One art (Elisabeth Bishop)

11 avril 2015

Dans l’art de perdre il n’est pas dur de passer maître ;

tant de choses semblent si pleines de l’envie
d’être perdues que leur perte n’est pas un désastre
Perds chaque jour quelque chose. L’affolement de perdre

tes clés, accepte-le, et l’heure gâchée qui suit.

Dans l’art de perdre il n’est pas dur de passer maître.

Puis entraîne-toi, va plus vite, il faut étendre

tes pertes aux endroits, aux noms, aux lieux où tu fis

le projet d’aller. Rien là qui soit un désastre.

J’ai perdu la montre de ma mère. La dernière

ou l’avant-dernière des trois maisons aimées : partie !

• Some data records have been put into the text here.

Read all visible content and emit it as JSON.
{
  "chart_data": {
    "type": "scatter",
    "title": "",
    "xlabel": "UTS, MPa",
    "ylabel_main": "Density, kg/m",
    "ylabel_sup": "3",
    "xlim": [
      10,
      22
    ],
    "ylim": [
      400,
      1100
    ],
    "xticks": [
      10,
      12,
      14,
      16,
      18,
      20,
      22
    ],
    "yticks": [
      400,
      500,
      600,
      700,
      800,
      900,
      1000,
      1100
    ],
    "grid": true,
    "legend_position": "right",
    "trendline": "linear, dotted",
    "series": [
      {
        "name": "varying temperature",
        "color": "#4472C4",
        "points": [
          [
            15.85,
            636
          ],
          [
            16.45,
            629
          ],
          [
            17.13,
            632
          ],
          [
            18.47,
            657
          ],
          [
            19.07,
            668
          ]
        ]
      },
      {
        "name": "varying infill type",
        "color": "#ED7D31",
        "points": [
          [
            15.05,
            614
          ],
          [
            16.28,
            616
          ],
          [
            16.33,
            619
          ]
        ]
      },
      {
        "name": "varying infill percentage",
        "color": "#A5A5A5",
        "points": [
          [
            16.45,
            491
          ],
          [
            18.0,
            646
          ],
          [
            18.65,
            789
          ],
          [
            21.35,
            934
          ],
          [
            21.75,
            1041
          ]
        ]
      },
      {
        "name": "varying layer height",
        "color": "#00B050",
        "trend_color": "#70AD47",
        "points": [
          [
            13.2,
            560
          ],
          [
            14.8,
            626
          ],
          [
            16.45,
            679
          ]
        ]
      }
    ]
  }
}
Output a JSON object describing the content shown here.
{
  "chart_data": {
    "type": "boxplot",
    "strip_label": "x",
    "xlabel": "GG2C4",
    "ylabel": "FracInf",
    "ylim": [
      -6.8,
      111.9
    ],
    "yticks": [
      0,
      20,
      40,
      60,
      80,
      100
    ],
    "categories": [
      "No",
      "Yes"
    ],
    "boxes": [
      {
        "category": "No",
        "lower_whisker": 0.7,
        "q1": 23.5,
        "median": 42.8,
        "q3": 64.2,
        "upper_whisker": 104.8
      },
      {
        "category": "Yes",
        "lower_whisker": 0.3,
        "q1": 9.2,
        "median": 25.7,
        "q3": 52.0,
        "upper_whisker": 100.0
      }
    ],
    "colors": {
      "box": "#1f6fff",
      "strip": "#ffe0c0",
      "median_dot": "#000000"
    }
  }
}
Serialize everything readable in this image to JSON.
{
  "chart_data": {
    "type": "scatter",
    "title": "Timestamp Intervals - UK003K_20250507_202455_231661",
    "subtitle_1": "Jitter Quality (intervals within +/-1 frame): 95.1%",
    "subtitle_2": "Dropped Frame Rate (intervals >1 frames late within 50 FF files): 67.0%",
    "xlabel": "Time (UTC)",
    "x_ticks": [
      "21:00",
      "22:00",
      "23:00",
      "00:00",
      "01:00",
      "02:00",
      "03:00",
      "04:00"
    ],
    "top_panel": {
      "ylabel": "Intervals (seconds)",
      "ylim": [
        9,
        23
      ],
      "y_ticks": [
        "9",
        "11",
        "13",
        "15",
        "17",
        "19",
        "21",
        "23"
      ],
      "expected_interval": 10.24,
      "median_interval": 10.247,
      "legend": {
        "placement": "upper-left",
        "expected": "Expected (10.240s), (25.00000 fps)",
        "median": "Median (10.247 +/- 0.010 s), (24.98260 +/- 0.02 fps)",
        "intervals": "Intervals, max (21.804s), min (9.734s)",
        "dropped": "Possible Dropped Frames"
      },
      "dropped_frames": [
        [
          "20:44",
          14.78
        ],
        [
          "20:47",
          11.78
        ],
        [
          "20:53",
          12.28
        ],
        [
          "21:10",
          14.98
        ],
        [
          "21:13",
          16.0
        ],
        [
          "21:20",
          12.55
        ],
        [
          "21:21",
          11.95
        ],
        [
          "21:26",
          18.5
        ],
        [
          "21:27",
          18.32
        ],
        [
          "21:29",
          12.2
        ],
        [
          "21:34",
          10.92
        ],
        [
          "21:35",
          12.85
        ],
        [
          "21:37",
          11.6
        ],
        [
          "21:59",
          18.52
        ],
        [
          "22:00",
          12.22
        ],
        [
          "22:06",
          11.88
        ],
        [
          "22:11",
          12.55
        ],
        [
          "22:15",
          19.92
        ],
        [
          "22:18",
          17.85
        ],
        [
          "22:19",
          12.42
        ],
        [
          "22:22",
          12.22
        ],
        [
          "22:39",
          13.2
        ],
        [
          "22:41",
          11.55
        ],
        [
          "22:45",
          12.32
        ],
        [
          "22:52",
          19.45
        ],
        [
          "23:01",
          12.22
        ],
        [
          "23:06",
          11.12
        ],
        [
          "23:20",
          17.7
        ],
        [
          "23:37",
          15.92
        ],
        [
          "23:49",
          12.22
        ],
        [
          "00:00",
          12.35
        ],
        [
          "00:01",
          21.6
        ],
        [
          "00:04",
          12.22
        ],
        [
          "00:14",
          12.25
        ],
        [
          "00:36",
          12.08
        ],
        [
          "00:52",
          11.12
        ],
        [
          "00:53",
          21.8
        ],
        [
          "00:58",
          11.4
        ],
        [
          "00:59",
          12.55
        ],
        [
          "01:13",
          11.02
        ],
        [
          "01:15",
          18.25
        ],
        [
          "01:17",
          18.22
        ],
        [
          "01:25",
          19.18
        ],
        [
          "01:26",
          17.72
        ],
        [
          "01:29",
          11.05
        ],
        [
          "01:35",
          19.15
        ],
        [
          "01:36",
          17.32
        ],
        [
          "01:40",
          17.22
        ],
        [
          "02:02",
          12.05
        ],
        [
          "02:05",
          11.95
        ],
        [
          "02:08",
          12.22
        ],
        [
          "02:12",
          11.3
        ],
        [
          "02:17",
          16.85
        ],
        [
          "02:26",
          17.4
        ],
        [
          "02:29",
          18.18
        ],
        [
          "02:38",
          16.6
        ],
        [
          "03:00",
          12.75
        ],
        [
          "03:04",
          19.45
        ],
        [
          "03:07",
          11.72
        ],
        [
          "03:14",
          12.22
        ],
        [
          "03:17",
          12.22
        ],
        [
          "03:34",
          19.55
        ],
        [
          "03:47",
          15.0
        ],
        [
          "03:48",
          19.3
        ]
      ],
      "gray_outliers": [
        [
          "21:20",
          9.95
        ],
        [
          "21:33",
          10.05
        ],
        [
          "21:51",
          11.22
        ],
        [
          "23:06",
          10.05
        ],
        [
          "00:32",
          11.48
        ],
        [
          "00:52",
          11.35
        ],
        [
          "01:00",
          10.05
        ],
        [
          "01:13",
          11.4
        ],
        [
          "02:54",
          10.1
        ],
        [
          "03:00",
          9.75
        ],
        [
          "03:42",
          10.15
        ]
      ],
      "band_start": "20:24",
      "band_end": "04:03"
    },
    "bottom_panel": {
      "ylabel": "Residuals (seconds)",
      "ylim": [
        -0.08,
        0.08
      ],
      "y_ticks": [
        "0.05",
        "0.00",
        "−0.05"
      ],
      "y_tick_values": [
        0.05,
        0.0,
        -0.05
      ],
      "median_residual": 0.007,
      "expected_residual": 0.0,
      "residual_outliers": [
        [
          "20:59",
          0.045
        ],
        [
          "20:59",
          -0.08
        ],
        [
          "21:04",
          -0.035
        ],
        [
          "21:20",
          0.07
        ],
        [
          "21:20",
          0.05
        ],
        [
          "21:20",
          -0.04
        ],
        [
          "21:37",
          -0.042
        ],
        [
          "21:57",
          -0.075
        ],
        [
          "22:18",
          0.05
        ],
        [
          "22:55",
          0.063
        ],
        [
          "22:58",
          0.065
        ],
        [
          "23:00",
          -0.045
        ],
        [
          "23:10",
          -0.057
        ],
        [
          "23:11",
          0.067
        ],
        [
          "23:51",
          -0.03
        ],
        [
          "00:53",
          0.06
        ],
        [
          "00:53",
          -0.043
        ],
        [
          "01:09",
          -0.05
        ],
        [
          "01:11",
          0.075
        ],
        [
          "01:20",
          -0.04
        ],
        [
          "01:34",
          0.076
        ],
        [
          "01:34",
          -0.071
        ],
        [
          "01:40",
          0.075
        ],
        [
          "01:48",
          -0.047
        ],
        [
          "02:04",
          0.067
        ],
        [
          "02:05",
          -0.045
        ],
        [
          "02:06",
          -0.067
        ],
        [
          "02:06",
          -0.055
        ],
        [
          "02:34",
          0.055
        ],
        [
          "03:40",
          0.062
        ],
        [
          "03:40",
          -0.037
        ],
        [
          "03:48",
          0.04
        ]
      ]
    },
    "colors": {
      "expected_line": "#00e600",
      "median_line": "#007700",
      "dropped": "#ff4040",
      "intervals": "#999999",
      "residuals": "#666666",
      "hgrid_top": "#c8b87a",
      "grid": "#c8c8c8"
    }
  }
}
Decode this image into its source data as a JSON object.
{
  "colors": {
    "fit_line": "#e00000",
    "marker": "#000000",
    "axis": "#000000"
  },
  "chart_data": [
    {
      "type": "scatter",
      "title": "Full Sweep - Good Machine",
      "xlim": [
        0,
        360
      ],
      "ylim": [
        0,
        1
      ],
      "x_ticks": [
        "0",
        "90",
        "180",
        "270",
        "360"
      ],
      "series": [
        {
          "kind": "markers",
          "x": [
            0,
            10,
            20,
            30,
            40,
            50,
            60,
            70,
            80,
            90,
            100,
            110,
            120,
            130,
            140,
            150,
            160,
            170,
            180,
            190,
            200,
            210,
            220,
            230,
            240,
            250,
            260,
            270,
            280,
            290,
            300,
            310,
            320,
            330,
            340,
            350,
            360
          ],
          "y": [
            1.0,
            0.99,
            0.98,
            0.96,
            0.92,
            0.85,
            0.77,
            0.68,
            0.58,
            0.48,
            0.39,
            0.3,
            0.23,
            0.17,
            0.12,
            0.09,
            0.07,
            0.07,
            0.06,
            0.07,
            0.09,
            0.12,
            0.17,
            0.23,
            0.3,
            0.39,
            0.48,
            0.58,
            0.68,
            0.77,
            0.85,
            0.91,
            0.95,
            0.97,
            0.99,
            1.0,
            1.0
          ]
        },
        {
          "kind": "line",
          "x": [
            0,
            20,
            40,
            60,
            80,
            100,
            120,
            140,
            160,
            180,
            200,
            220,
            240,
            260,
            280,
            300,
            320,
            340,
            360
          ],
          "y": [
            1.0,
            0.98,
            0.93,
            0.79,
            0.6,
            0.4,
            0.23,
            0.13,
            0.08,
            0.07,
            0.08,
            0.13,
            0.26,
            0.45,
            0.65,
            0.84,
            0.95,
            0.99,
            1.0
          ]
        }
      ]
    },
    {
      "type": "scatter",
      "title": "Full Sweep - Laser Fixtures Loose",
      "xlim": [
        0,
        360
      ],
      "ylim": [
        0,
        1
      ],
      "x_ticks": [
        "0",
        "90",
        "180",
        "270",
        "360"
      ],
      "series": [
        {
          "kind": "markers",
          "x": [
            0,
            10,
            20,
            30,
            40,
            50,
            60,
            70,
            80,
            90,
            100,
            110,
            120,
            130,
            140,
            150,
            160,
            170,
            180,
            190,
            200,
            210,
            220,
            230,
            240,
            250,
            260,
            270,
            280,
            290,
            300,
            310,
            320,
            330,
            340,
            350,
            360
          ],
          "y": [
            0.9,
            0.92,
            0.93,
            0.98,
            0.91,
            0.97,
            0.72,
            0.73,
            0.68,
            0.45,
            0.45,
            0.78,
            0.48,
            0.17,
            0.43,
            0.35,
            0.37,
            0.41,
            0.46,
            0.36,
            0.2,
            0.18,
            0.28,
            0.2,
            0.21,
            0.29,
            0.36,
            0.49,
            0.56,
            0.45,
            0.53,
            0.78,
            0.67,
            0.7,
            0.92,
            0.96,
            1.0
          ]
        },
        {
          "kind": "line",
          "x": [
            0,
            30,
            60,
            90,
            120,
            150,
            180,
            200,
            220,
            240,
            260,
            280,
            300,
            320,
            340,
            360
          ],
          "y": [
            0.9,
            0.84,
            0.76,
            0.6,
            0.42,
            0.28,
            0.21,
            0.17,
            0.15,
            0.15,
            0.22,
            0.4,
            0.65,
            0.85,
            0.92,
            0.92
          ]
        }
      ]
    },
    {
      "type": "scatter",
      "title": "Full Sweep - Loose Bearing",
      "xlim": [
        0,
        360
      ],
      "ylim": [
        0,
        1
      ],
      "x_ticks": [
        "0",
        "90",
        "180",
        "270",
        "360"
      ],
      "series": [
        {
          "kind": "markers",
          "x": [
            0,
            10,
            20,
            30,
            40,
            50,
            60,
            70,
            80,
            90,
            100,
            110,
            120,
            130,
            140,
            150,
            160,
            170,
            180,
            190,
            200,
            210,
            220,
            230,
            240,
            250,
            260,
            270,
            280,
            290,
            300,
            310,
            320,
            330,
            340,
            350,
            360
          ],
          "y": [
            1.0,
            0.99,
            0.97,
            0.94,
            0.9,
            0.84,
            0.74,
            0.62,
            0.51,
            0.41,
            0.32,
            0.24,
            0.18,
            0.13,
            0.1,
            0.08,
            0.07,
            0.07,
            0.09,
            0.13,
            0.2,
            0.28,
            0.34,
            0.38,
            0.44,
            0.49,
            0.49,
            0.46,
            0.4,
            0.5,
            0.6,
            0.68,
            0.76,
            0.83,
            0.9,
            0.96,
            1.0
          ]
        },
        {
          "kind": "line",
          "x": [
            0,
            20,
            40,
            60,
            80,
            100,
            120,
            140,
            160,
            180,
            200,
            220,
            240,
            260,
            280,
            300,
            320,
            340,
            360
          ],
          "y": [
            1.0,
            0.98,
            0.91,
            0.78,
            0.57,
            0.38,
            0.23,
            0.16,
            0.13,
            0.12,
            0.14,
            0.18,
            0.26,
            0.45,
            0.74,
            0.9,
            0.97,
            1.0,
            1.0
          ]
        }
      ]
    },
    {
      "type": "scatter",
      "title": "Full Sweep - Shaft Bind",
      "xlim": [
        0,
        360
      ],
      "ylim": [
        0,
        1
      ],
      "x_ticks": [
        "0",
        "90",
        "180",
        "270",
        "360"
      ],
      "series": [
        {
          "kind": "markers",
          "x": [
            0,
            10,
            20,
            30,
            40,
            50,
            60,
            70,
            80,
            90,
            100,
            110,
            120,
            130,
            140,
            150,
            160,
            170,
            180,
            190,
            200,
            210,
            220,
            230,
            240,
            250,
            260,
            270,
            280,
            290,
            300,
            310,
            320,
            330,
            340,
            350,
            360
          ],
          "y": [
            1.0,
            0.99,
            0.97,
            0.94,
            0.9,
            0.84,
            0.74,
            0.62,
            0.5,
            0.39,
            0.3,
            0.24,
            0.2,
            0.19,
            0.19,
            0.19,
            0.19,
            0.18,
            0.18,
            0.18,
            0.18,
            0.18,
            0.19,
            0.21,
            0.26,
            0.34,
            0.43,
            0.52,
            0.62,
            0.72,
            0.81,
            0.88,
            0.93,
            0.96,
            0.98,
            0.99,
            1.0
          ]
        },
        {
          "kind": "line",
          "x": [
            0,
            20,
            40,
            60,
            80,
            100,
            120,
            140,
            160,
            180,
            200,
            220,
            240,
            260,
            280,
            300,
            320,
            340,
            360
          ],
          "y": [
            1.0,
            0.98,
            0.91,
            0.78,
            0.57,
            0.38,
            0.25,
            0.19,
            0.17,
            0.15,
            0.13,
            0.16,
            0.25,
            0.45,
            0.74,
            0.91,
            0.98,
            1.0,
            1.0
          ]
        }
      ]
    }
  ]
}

Dans l’art de perdre il n’est pas dur de passer maître.

J’ai perdu deux villes, de jolies villes. Et, plus vastes,

des royaumes que j’avais, deux rivières, tout un pays.

Ils me manquent, mais il n’y eut pas là un désastre.

Même en te perdant (la voix qui plaisante, un geste

que j’aime) je n’aurai pas menti. A l’évidence, oui,

dans l’art de perdre il n’est pas dur de passer maître

même s’il y a (écris-le !) comme un désastre.

Ce poème a été traduit par Alix Cléo Rouaud, Linda Orr et Claude Pouchard.